Whether anti-government protestors like it or not (they don't), the Thai government's vowed to go ahead with elections set for this coming Sunday, Feb. 2, while America watches the Superbowl. The go-ahead order by Yingluck Shinawatra's administration is likely to set the stage for further violence by the rebels, who would prefer her allegedly corrupt government to simply step down so they could put in place their own "people's council," sans elections. "We have to press ahead with the February 2nd election," Interior Minister Jarupong Ruangsuwa said. "A postponement would be futile and would only give independent organisations more time to target the government."
The decision to continue with elections was made by Yingluck and her election commission members, who were previously in doubt that the elections would go ahead at all — and, in fact, all five of them went to the meeting to convince Yingluck that the date should be pushed back due to continuing instability. "We fear that there will be clashes on election day," election official Somchai Srisutthiyakorn said. "As election officials, it is our job to make sure elections are successful, but we also need to make sure the country is peaceful enough to hold the election. We don't want it to be bloody."
Except it probably will be, because he major problem lies with the fact that Yingluck's party, Pheu Thai, will probably win again — something not likely to make the rebels happy.

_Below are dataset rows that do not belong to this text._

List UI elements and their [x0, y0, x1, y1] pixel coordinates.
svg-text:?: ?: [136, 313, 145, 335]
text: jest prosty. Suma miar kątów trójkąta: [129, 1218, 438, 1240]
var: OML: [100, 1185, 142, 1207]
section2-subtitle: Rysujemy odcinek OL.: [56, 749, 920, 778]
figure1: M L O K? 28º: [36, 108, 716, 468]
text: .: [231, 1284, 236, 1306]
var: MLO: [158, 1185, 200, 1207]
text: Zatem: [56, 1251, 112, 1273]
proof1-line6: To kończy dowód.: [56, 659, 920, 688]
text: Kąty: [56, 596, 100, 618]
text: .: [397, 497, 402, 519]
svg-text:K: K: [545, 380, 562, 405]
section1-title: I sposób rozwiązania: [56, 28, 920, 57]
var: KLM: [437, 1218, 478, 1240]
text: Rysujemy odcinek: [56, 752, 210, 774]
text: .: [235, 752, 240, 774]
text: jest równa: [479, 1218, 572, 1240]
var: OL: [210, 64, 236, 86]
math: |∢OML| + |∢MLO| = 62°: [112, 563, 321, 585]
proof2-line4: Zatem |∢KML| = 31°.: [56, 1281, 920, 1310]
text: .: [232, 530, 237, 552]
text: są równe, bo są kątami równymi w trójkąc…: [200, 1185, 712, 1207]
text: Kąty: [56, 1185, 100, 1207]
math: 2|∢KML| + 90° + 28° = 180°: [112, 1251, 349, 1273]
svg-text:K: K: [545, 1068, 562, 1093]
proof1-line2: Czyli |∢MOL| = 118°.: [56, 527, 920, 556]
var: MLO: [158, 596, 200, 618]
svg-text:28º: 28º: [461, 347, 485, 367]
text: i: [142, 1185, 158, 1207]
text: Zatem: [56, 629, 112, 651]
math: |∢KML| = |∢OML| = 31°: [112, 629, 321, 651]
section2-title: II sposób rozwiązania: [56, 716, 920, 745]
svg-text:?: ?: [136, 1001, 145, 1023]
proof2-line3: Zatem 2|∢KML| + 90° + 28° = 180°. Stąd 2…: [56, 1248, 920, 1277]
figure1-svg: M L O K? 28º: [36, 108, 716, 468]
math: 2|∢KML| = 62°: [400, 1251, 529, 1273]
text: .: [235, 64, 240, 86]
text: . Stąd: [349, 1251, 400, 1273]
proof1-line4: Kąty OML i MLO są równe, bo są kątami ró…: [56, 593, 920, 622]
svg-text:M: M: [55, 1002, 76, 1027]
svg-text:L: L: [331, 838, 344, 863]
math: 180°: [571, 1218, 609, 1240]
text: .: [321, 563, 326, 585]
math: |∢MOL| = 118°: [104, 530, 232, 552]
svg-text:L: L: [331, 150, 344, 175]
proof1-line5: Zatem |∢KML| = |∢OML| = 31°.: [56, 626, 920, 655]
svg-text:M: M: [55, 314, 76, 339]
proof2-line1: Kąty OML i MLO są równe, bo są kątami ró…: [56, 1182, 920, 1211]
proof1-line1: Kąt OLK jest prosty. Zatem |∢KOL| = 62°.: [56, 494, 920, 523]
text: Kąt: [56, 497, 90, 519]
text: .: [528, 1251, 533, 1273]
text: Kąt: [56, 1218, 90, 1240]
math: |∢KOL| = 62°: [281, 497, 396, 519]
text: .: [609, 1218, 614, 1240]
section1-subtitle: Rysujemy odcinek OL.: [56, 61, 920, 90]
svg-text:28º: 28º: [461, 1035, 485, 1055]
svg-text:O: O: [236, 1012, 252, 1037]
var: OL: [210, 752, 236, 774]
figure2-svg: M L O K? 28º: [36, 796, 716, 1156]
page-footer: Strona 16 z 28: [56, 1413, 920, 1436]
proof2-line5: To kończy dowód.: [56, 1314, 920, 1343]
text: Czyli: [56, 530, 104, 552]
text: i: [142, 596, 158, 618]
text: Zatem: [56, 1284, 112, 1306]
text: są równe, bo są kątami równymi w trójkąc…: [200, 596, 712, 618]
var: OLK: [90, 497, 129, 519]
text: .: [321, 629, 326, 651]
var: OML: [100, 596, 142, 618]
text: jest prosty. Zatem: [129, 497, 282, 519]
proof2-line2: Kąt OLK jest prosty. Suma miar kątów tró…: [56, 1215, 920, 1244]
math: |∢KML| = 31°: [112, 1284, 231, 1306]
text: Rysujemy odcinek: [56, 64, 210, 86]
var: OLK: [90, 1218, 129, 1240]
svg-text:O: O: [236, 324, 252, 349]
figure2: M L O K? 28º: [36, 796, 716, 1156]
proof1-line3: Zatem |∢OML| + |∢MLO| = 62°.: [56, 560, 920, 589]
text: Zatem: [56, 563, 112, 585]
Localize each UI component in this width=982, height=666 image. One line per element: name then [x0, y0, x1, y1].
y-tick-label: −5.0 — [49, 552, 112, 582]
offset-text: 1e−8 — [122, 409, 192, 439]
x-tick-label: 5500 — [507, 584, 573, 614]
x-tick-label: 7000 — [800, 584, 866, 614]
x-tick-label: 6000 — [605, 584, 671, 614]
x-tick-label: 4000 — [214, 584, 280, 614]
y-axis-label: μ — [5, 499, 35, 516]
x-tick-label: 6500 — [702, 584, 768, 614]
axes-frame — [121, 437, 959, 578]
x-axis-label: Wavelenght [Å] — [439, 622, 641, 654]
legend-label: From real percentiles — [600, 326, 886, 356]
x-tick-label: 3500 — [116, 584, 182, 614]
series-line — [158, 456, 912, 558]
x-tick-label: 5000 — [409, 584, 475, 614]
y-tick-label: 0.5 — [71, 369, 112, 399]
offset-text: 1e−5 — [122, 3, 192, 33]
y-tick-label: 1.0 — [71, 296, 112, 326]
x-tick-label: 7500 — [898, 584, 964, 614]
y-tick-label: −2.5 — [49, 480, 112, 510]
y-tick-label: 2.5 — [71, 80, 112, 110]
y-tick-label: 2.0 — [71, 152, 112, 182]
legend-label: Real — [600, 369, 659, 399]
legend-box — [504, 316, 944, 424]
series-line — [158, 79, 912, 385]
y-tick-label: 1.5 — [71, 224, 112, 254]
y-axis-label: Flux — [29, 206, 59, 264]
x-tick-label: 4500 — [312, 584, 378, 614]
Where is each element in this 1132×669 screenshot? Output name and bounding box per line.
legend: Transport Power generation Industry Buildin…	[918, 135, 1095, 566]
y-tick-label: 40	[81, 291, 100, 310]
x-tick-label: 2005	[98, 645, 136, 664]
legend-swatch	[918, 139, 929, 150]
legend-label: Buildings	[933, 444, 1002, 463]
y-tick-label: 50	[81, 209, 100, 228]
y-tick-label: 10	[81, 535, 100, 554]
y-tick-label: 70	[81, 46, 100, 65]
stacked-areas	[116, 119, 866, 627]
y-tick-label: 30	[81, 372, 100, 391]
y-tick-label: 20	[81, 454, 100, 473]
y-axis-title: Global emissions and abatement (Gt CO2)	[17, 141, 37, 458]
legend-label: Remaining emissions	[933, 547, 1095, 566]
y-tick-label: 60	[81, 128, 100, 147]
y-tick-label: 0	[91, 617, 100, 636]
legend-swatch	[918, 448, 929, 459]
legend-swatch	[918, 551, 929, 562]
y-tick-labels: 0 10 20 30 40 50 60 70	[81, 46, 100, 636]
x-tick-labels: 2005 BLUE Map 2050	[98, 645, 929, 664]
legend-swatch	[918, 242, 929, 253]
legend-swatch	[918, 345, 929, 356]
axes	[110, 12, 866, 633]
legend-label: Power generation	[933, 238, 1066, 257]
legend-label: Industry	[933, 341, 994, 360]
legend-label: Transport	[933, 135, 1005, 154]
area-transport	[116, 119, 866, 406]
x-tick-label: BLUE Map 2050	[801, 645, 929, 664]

They say that the current government is controlled largely as a puppet state from afar by Yingluck's brother, ousted premier Thaksin Shinawatra.
Should the elections continue, it's been predicted that not only will riots escalate, but that the government could be paralyzed for up to six months, because the results of the election might not yield enough seats — thanks to disruption from rebels that has prevented some candidates from registering.
"The election result might not yield enough seats. It might take four to six months to convene parliament," said Somchai Srisutthiyakorn, an Election Commission official.